Bad Advice From Employer’s Lawyer Can Violate Due Process

Written on 08/03/2022
Will Aitchison

Dan Bodle was an officer in the St. Joseph County Sheriff’s Department in Indiana. In August 2018, Bodle suffered an injury to his knees and shoulders in the line of duty, leaving him permanently disabled. He was placed on light duty during rehabilitation. His doctor later said he would not clear Bodle to return to full duty.

In October 2020, Bodle met with a county attorney to discuss his options. During this meeting, the attorney informed Bodle that there was no per­manent light duty position or further disability leave available, so retiring would be his best and only option. Based on this advice, Bodle retired from the Department on October 30, 2020.

Bodle later determined that the attorney’s advice was incorrect. Accord­ing to the Merit Rules of the St. Joseph County Sheriff’s Department, officers injured in the line of duty were allowed up to 12 months of full-pay leave and an additional 12 months of half-pay rate. Bodle’s decision, based on the erroneous advice, diminished his pension because early retirement prevented him from accruing an additional year of service. Bodle would not have retired if the at­torney had advised him correctly.

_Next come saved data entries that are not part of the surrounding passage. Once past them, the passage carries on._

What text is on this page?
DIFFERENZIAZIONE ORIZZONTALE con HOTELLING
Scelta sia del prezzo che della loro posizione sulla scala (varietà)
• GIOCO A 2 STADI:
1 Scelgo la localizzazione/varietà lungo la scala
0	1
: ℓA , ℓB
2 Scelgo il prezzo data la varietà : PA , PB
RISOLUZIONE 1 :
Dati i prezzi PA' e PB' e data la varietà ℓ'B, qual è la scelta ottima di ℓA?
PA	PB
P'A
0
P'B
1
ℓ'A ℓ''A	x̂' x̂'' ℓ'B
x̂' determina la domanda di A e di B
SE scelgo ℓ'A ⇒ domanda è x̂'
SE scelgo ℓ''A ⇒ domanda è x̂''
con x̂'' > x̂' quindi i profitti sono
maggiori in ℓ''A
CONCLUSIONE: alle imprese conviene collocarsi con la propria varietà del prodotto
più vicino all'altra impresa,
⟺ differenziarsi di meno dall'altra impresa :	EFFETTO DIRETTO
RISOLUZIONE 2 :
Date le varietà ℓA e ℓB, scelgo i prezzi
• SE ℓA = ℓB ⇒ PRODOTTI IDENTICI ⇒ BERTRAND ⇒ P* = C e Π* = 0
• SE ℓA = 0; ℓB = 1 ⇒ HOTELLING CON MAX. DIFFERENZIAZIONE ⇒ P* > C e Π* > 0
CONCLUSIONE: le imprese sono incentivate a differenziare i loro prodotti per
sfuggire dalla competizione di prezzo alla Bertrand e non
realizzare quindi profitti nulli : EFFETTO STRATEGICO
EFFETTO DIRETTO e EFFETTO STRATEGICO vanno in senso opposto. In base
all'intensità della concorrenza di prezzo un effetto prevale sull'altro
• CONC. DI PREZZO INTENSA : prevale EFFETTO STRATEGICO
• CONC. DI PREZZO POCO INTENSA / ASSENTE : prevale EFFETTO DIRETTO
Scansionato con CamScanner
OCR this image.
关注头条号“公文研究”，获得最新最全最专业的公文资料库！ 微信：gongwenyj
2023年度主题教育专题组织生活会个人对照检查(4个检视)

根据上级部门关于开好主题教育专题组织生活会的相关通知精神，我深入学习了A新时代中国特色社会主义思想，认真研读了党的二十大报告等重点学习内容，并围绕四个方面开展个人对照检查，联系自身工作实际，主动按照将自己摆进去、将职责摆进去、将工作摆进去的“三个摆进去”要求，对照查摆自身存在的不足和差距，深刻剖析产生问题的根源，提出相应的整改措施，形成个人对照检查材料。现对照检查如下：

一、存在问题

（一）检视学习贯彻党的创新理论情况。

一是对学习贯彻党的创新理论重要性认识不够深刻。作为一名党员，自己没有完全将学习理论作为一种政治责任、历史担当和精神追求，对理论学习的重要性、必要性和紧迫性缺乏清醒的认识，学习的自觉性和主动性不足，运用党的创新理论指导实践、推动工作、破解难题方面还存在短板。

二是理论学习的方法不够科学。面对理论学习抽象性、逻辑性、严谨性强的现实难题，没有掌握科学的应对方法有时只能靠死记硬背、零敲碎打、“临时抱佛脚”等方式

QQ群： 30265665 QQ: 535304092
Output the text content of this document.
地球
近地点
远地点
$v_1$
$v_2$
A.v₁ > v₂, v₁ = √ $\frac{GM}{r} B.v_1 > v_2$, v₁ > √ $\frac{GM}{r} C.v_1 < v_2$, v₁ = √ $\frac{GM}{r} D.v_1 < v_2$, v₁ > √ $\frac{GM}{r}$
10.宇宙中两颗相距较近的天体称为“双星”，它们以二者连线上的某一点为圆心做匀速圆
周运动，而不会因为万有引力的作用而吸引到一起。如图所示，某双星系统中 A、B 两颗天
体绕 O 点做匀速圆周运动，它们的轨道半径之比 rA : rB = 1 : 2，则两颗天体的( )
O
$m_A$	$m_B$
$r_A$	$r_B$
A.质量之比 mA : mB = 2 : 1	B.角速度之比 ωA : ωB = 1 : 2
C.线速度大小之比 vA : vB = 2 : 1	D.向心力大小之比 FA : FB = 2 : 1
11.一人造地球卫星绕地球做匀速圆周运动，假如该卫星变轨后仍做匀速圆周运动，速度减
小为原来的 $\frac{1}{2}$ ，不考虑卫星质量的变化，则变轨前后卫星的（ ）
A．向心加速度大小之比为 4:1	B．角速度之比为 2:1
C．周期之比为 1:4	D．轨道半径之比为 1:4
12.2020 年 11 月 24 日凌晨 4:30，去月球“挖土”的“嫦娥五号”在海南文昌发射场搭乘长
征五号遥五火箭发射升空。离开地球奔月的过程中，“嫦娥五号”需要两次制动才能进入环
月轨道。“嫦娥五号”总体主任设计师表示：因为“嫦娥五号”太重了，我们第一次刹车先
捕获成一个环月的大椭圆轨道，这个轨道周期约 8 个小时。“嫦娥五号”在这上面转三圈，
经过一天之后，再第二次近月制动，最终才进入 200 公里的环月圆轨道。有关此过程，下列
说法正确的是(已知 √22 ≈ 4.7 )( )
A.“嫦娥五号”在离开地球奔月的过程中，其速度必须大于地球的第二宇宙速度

Bodle filed a federal court lawsuit against the County, alleging that the attorney’s improper advice violated his due process rights. The Court rejected the County’s motion to dismiss the lawsuit and allowed Bodle’s claim to proceed.

The Court began with the principle that “to state a procedural due process claim for the deprivation of a property interest, a plaintiff must demonstrate that: (1) he had a constitutionally pro­tected property interest; (2) he suffered a loss of that interest amounting to a deprivation; and (3) the deprivation occurred without due process of law. The Supreme Court has distinguished between claims based on established state procedures and claims based on random, unauthorized acts by state employees.

“Though the vehicle of a proce­dural due process seems applicable, the defendants have not replied to explain why not. Bodle alleges his resignation was involuntary due to the erroneous information he received about disability and retirement benefits depriving him of the procedure afforded in the Indiana Code. Under the Code, the sheriff may dismiss, demote, or temporarily suspend a county police officer for cause after preferring charges in writing and after a fair public hearing before the board.

“Bodle has a constitutionally protected property interest in his em­ployment. He alleges facts showing a plausible deprivation of this interest, and says he was not afforded the procedures in the Indiana Code. If a resignation was involuntarily given, then a plaintiff’s separation from government employ­ment constituted a discharge, and he would be entitled to certain procedural rights. Without a cogent reply why this procedural due process claim fails on this pleading, the court must deny the motion to dismiss and permit the case to proceed on this claim.”

Bodle v. Redman, 2022 WL 1166705 (N.D. Ind. 2022).